Additionally, Jensen has been the French Consul General of the Faroe Islands since 2010.

== Political career ==
Jensen's political career started in 2007 when she was elected to the local council of Gøta Municipality, where she was a member for one year from 1 January 2008 until 31 December 2008. She continued to be a member of the new merged council of Eystur Municipality, which was a merger between Leirvík and Gøta. Since 2009, she has been a member of Eystur Municipality. She was the chairperson of the Culture and Social Committee from 2009-2012 and the chairperson of the Culture Committee since 2013.

Jensen represented the People's Party until 2011, when she, together with Poul Michelsen, established the political party Progress (Framsókn).

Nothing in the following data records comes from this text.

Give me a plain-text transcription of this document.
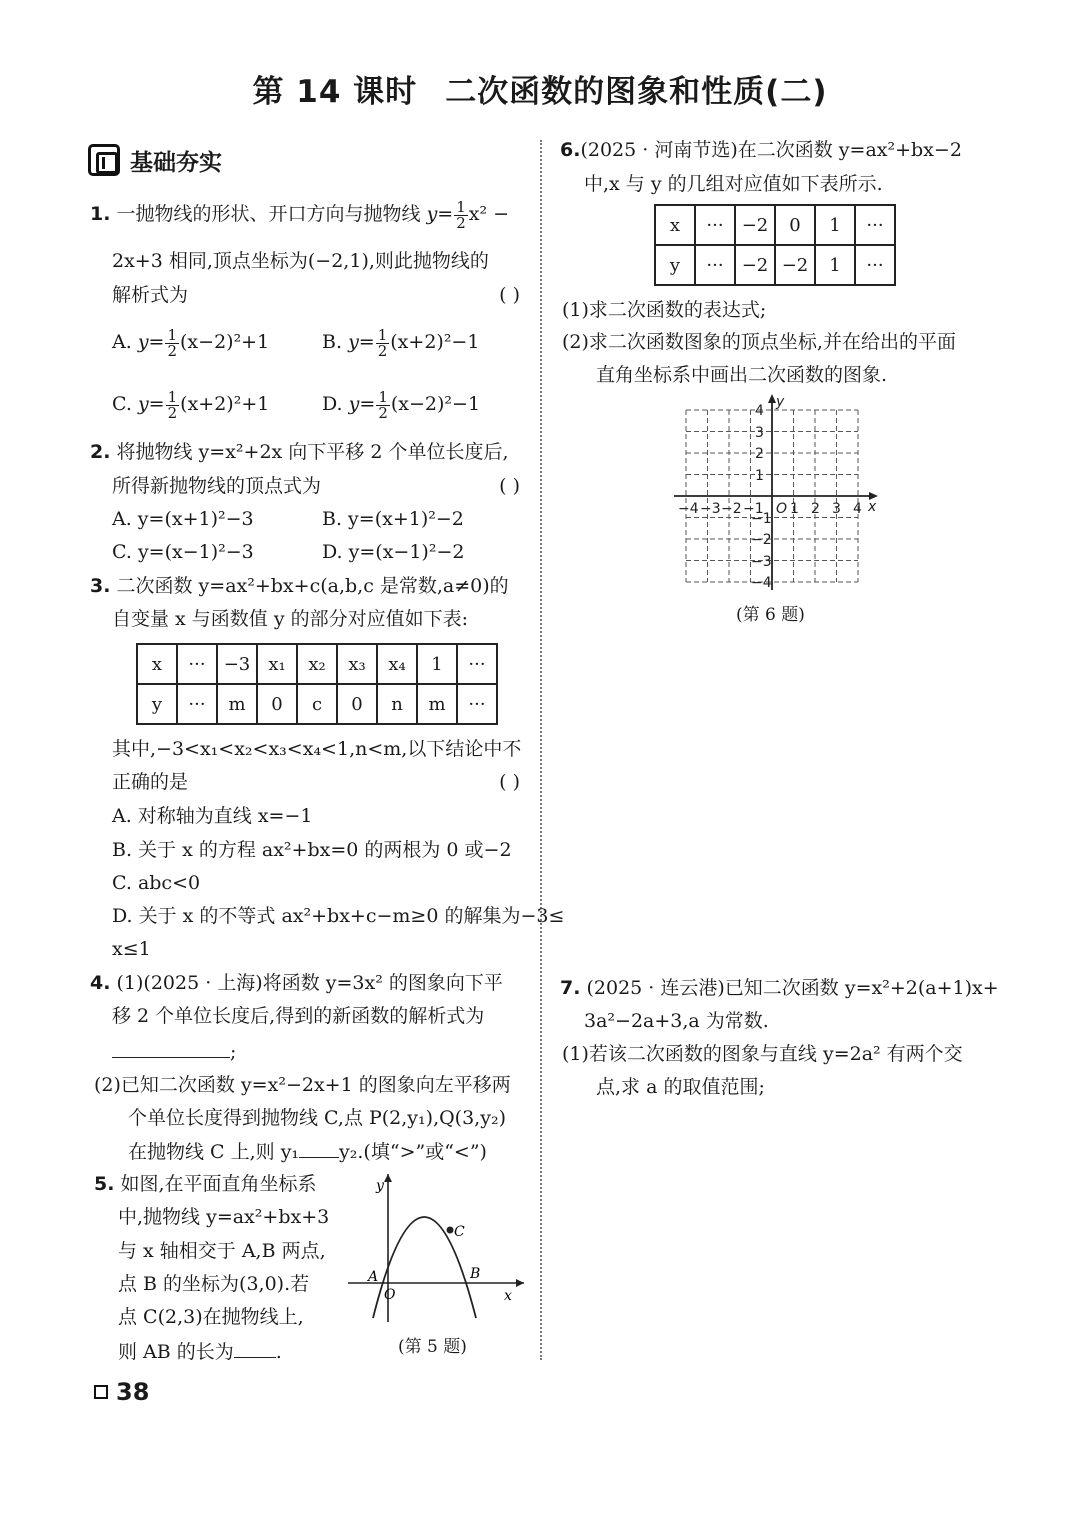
第 14 课时 二次函数的图象和性质(二)
基础夯实
1. 一抛物线的形状、开口方向与抛物线 $y= \frac{1}{2} x^2$ −
2x+3 相同,顶点坐标为(−2,1),则此抛物线的
解析式为	( )
A. $y= \frac{1}{2} (x-2)^2+1$	B. $y= \frac{1}{2} (x+2)^2-1$
C. $y= \frac{1}{2} (x+2)^2+1$	D. $y= \frac{1}{2} (x-2)^2-1$
2. 将抛物线 y=x²+2x 向下平移 2 个单位长度后,
所得新抛物线的顶点式为	( )
A. y=(x+1)²−3	B. y=(x+1)²−2
C. y=(x−1)²−3	D. y=(x−1)²−2
3. 二次函数 y=ax²+bx+c(a,b,c 是常数,a≠0)的
自变量 x 与函数值 y 的部分对应值如下表:
x	···	−3	x₁	x₂	x₃	x₄	1	···
y	···	m	0	c	0	n	m	···
其中,−3<x₁<x₂<x₃<x₄<1,n<m,以下结论中不
正确的是	( )
A. 对称轴为直线 x=−1
B. 关于 x 的方程 ax²+bx=0 的两根为 0 或−2
C. abc<0
D. 关于 x 的不等式 ax²+bx+c−m≥0 的解集为−3≤
x≤1
4. (1)(2025 · 上海)将函数 y=3x² 的图象向下平
移 2 个单位长度后,得到的新函数的解析式为
;
(2)已知二次函数 y=x²−2x+1 的图象向左平移两
个单位长度得到抛物线 C,点 P(2,y₁),Q(3,y₂)
在抛物线 C 上,则 y₁ y₂.(填“>”或“<”)
5. 如图,在平面直角坐标系
中,抛物线 y=ax²+bx+3
与 x 轴相交于 A,B 两点,
点 B 的坐标为(3,0).若
点 C(2,3)在抛物线上,
则 AB 的长为 .
y
x
O
A	B
C
(第 5 题)
6.(2025 · 河南节选)在二次函数 y=ax²+bx−2
中,x 与 y 的几组对应值如下表所示.
x	···	−2	0	1	···
y	···	−2	−2	1	···
(1)求二次函数的表达式;
(2)求二次函数图象的顶点坐标,并在给出的平面
直角坐标系中画出二次函数的图象.
−4 −3 −2 −1 O 1 2 3 4
4
3
2
1
−1
−2
−3
−4
y
x
(第 6 题)
7. (2025 · 连云港)已知二次函数 y=x²+2(a+1)x+
3a²−2a+3,a 为常数.
(1)若该二次函数的图象与直线 y=2a² 有两个交
点,求 a 的取值范围;
38
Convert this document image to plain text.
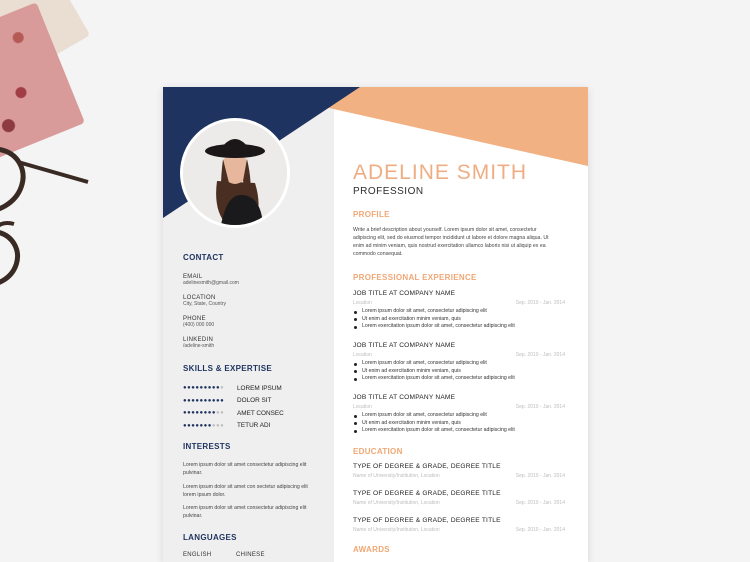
ADELINE SMITH
PROFESSION
PROFILE
Write a brief description about yourself. Lorem ipsum dolor sit amet, consectetur adipiscing elit, sed do eiusmod tempor incididunt ut labore et dolore magna aliqua. Ut enim ad minim veniam, quis nostrud exercitation ullamco laboris nisi ut aliquip ex ea commodo consequat.
PROFESSIONAL EXPERIENCE
JOB TITLE AT COMPANY NAME
Location	Sep. 2010 - Jan. 2014
Lorem ipsum dolor sit amet, consectetur adipiscing elit
Ut enim ad exercitation minim veniam, quis
Lorem exercitation ipsum dolor sit amet, consectetur adipiscing elit
JOB TITLE AT COMPANY NAME
Location	Sep. 2010 - Jan. 2014
Lorem ipsum dolor sit amet, consectetur adipiscing elit
Ut enim ad exercitation minim veniam, quis
Lorem exercitation ipsum dolor sit amet, consectetur adipiscing elit
JOB TITLE AT COMPANY NAME
Location	Sep. 2010 - Jan. 2014
Lorem ipsum dolor sit amet, consectetur adipiscing elit
Ut enim ad exercitation minim veniam, quis
Lorem exercitation ipsum dolor sit amet, consectetur adipiscing elit
EDUCATION
TYPE OF DEGREE & GRADE, DEGREE TITLE
Name of University/Institution, Location	Sep. 2010 - Jan. 2014
TYPE OF DEGREE & GRADE, DEGREE TITLE
Name of University/Institution, Location	Sep. 2010 - Jan. 2014
TYPE OF DEGREE & GRADE, DEGREE TITLE
Name of University/Institution, Location	Sep. 2010 - Jan. 2014
AWARDS
CONTACT
EMAIL
adelinesmith@gmail.com
LOCATION
City, State, Country
PHONE
(400) 000 000
LINKEDIN
/adeline-smith
SKILLS & EXPERTISE
●●●●●●●●●●	LOREM IPSUM
●●●●●●●●●●	DOLOR SIT
●●●●●●●●●●	AMET CONSEC
●●●●●●●●●●	TETUR ADI
INTERESTS
Lorem ipsum dolor sit amet consectetur adipiscing elit pulvinar.
Lorem ipsum dolor sit amet con sectetur adipiscing elit lorem ipsum dolor.
Lorem ipsum dolor sit amet consectetur adipiscing elit pulvinar.
LANGUAGES
ENGLISH	CHINESE
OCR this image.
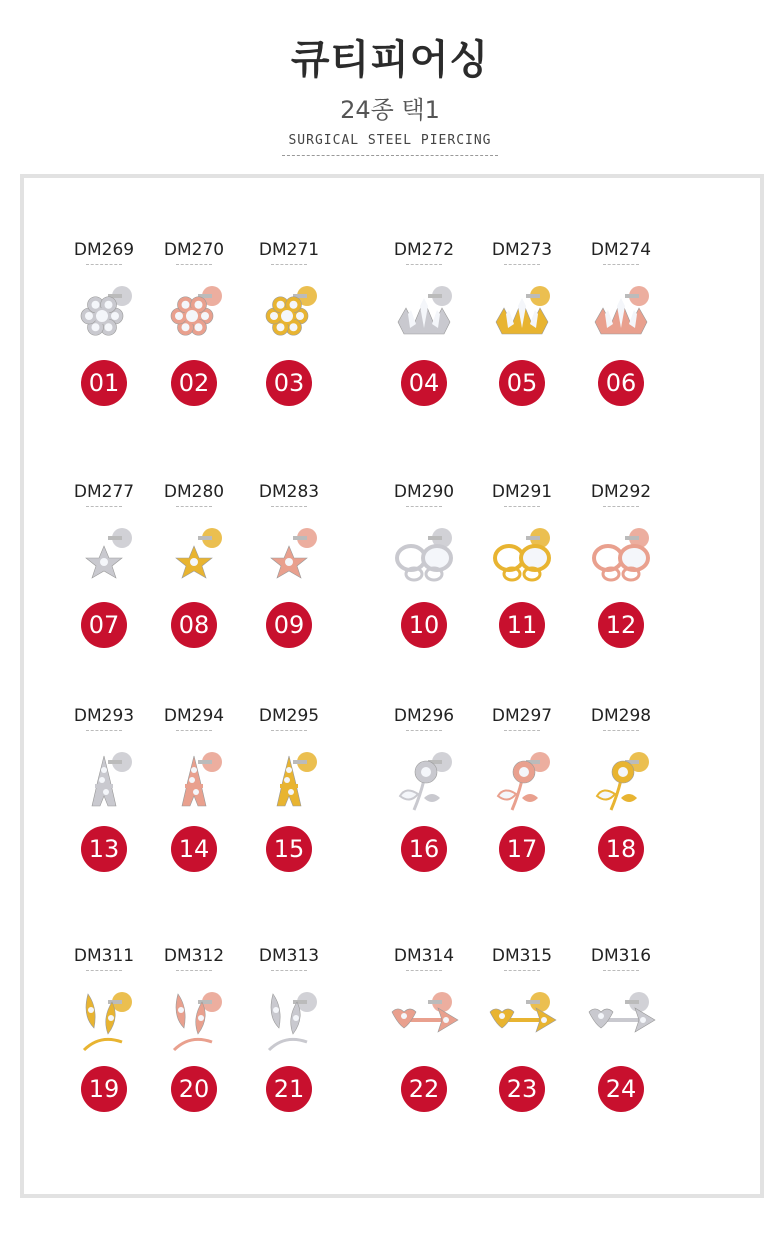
큐티피어싱
24종 택1
SURGICAL STEEL PIERCING
DM269
01
DM270
02
DM271
03
DM272
04
DM273
05
DM274
06
DM277
07
DM280
08
DM283
09
DM290
10
DM291
11
DM292
12
DM293
13
DM294
14
DM295
15
DM296
16
DM297
17
DM298
18
DM311
19
DM312
20
DM313
21
DM314
22
DM315
23
DM316
24
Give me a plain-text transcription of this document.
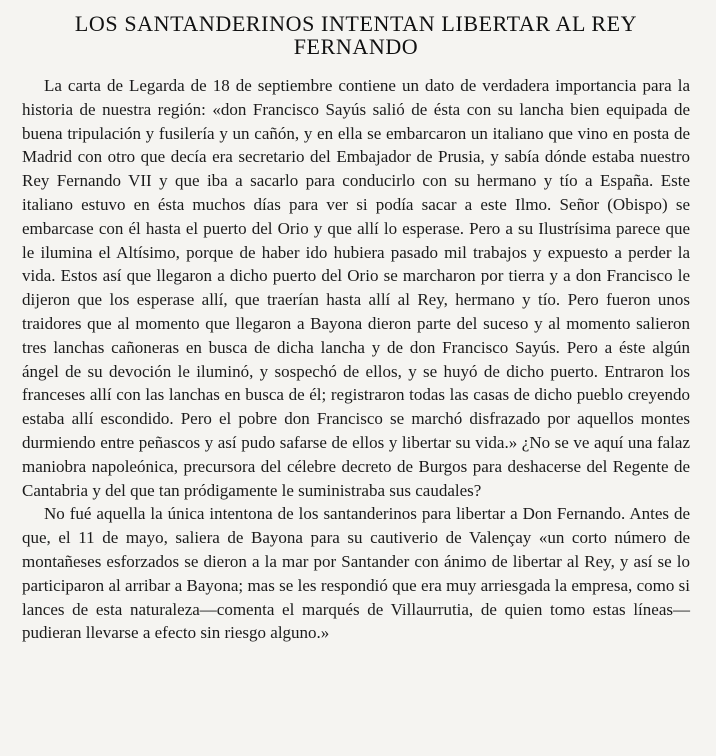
LOS SANTANDERINOS INTENTAN LIBERTAR AL REY FERNANDO

La carta de Legarda de 18 de septiembre contiene un dato de verdadera importancia para la historia de nuestra región: «don Francisco Sayús salió de ésta con su lancha bien equipada de buena tripulación y fusilería y un cañón, y en ella se embarcaron un italiano que vino en posta de Madrid con otro que decía era secretario del Embajador de Prusia, y sabía dónde estaba nuestro Rey Fernando VII y que iba a sacarlo para conducirlo con su hermano y tío a España. Este italiano estuvo en ésta muchos días para ver si podía sacar a este Ilmo. Señor (Obispo) se embarcase con él hasta el puerto del Orio y que allí lo esperase. Pero a su Ilustrísima parece que le ilumina el Altísimo, porque de haber ido hubiera pasado mil trabajos y expuesto a perder la vida. Estos así que llegaron a dicho puerto del Orio se marcharon por tierra y a don Francisco le dijeron que los esperase allí, que traerían hasta allí al Rey, hermano y tío. Pero fueron unos traidores que al momento que llegaron a Bayona dieron parte del suceso y al momento salieron tres lanchas cañoneras en busca de dicha lancha y de don Francisco Sayús. Pero a éste algún ángel de su devoción le iluminó, y sospechó de ellos, y se huyó de dicho puerto. Entraron los franceses allí con las lanchas en busca de él; registraron todas las casas de dicho pueblo creyendo estaba allí escondido. Pero el pobre don Francisco se marchó disfrazado por aquellos montes durmiendo entre peñascos y así pudo safarse de ellos y libertar su vida.» ¿No se ve aquí una falaz maniobra napoleónica, precursora del célebre decreto de Burgos para deshacerse del Regente de Cantabria y del que tan pródigamente le suministraba sus caudales?

No fué aquella la única intentona de los santanderinos para libertar a Don Fernando. Antes de que, el 11 de mayo, saliera de Bayona para su cautiverio de Valençay «un corto número de montañeses esforzados se dieron a la mar por Santander con ánimo de libertar al Rey, y así se lo participaron al arribar a Bayona; mas se les respondió que era muy arriesgada la empresa, como si lances de esta naturaleza—comenta el marqués de Villaurrutia, de quien tomo estas líneas—pudieran llevarse a efecto sin riesgo alguno.»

Since then, Jensen has been the deputy leader of Progress and was the party's vice member to the parliament from 2011 until 2015, where she took a seat in parliament on several occasions for Michelsen and Janus Rein.

Jensen was elected for the Løgting at the general election in 2015.

=== Bill on same sex marriage ===
On 24 September 2015, Hanna Jensen along with the independent member of the Løgting Sonja Jógvansdóttir, Social Democratic member Kristianna Winther Poulsen and Republic member Bjørt Samuelsen, submitted a same-sex marriage bill to the Parliament Secretariat. The bill entered Parliament on 17 November 2015. If approved, the law would be scheduled to go into effect on 1 July 2016. The first reading took place on 24 November 2015. The second reading is expected to take place in the week that starts on 7 March 2016.